Jest tyle lietratury na ten temat a jesli ktos ma w domu przykład- ma dodatkowe nawyki. To nie maszyna do obrobki skrawaniem.To indywidualne energiei nie trzeba wrzucac tego w sztywne ramy: ze karty trzeba oczyszczac, ze skladac: kady ma wlasna szkole.
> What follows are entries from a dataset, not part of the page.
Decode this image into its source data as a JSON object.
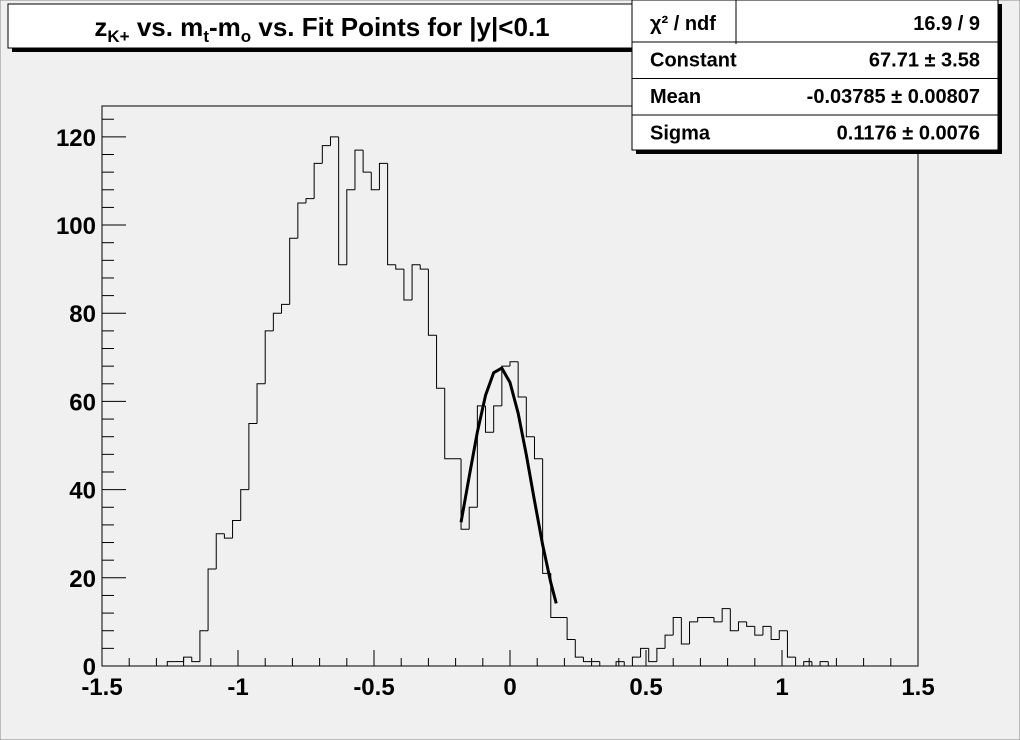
{
  "chart_data": {
    "type": "histogram",
    "title": [
      "z",
      "K+",
      " vs. m",
      "t",
      "-m",
      "o",
      " vs. Fit Points for |y|<0.1"
    ],
    "stats": [
      [
        "χ² / ndf",
        "16.9 / 9"
      ],
      [
        "Constant",
        "67.71 ± 3.58"
      ],
      [
        "Mean",
        "-0.03785 ± 0.00807"
      ],
      [
        "Sigma",
        "0.1176 ± 0.0076"
      ]
    ],
    "bins": [
      -1.5,
      -1.47,
      -1.44,
      -1.41,
      -1.38,
      -1.35,
      -1.32,
      -1.29,
      -1.26,
      -1.23,
      -1.2,
      -1.17,
      -1.14,
      -1.11,
      -1.08,
      -1.05,
      -1.02,
      -0.99,
      -0.96,
      -0.93,
      -0.9,
      -0.87,
      -0.84,
      -0.81,
      -0.78,
      -0.75,
      -0.72,
      -0.69,
      -0.66,
      -0.63,
      -0.6,
      -0.57,
      -0.54,
      -0.51,
      -0.48,
      -0.45,
      -0.42,
      -0.39,
      -0.36,
      -0.33,
      -0.3,
      -0.27,
      -0.24,
      -0.21,
      -0.18,
      -0.15,
      -0.12,
      -0.09,
      -0.06,
      -0.03,
      0,
      0.03,
      0.06,
      0.09,
      0.12,
      0.15,
      0.18,
      0.21,
      0.24,
      0.27,
      0.3,
      0.33,
      0.36,
      0.39,
      0.42,
      0.45,
      0.48,
      0.51,
      0.54,
      0.57,
      0.6,
      0.63,
      0.66,
      0.69,
      0.72,
      0.75,
      0.78,
      0.81,
      0.84,
      0.87,
      0.9,
      0.93,
      0.96,
      0.99,
      1.02,
      1.05,
      1.08,
      1.11,
      1.14,
      1.17,
      1.2,
      1.23,
      1.26,
      1.29,
      1.32,
      1.35,
      1.38,
      1.41,
      1.44,
      1.47,
      1.5
    ],
    "values": [
      0,
      0,
      0,
      0,
      0,
      0,
      0,
      0,
      1,
      1,
      2,
      1,
      8,
      22,
      30,
      29,
      33,
      40,
      55,
      64,
      76,
      80,
      82,
      97,
      105,
      106,
      114,
      118,
      120,
      91,
      108,
      117,
      112,
      108,
      114,
      91,
      90,
      83,
      91,
      90,
      75,
      63,
      47,
      47,
      31,
      36,
      59,
      53,
      59,
      68,
      69,
      61,
      52,
      47,
      21,
      11,
      11,
      6,
      2,
      1,
      1,
      0,
      0,
      1,
      0,
      2,
      4,
      1,
      4,
      7,
      11,
      5,
      10,
      11,
      11,
      10,
      13,
      8,
      10,
      9,
      7,
      9,
      6,
      8,
      2,
      0,
      1,
      0,
      1,
      0,
      0,
      0,
      0,
      0,
      0,
      0,
      0,
      0,
      0,
      0
    ],
    "color": "#000000",
    "fit": {
      "x": [
        -0.18,
        -0.15,
        -0.12,
        -0.09,
        -0.06,
        -0.03,
        0,
        0.03,
        0.06,
        0.09,
        0.12,
        0.15,
        0.17
      ],
      "y": [
        32.6,
        42.97,
        53.05,
        61.37,
        66.52,
        67.56,
        64.29,
        57.32,
        47.9,
        37.5,
        27.5,
        18.9,
        14.2
      ],
      "color": "#000000"
    },
    "xlim": [
      -1.5,
      1.5
    ],
    "xticks": [
      -1.5,
      -1,
      -0.5,
      0,
      0.5,
      1,
      1.5
    ],
    "ylim": [
      0,
      127
    ],
    "yticks": [
      0,
      20,
      40,
      60,
      80,
      100,
      120
    ]
  }
}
Kiedy- jak oczyszcza, jak sklada gdzie kladzie, kiedy moze a kiedy nie moze wrozyc.
Jendni wroza przy lampce (bardzo znan osoba z tego forum) wina inni absolutnie i nikogo nie nalezy potepiac ani na sile uszczesliwiac sztywnymi zasadami.
Rowniez tematami, bo to juz jest wyzsza szkola jazdy i nikt nie ma prawa nakazywac czy zakazywac komus wchodzenia w pewne struktury.
Robi to z wlasna energia i na wlasna odpowiedzialnosc, zwlaszcza gdy z ezoteryka jest juz lata.

Nie mozna napisac: instrukcji obslugi bo kazdy mag ma wlasna i wlasne ramy, wedle ktorych pracuje.

Znam zielarki, ktore robia ziola na czarowanie mezczyn: jedna take mieszka 5 km ode mnie.
Nie wyobrazam sobie pojsc do niej jak swoadkowie jehowi i naklaniac do zmiany: bo miesza w energiach.
jej zycie, jej dar.

O morderstwie z jej rak nic nie wiem, wiec donosic na policje tez nie mam podstaw.
Czyje normy spoleczne łamie: Pana, Pani i Pani w czerwonym kostiumie tez.
I co z tego?
Odpowiedz

skad maja wiedziec ... przyjmujemy na wstepie , ze sa to oosby dorosłe wiec maja jakies zasady moralne powszechnie stosowane w zaleznosci jeszcze od tego
w jakim kraju zyja , zalezy to od swiatopogladu, religii , od wychowania, nawet od statusu spolecznego czy wykształcenia
Zalózmy ze tutaj nawet jest jakas społecznosc zbiorowisko osób , sporo osob zyje po za PL masz juz inny punkt odniesienia,
jedne osoby sa wierzace inne nie - kolejny punkt zapalny ... z drugiej strony szeroko pojeta wolnosc .
Inaczej patrząc jak wiecie czy czytaliscie ponoc Tarot nie uznaje pojecia dobro/zło takie czytałam opinie ... ale jak na moj rozum skoro widac w kartach czyjes cierpienie to to zło jest, bo nikt nie cierpi ze szczescia.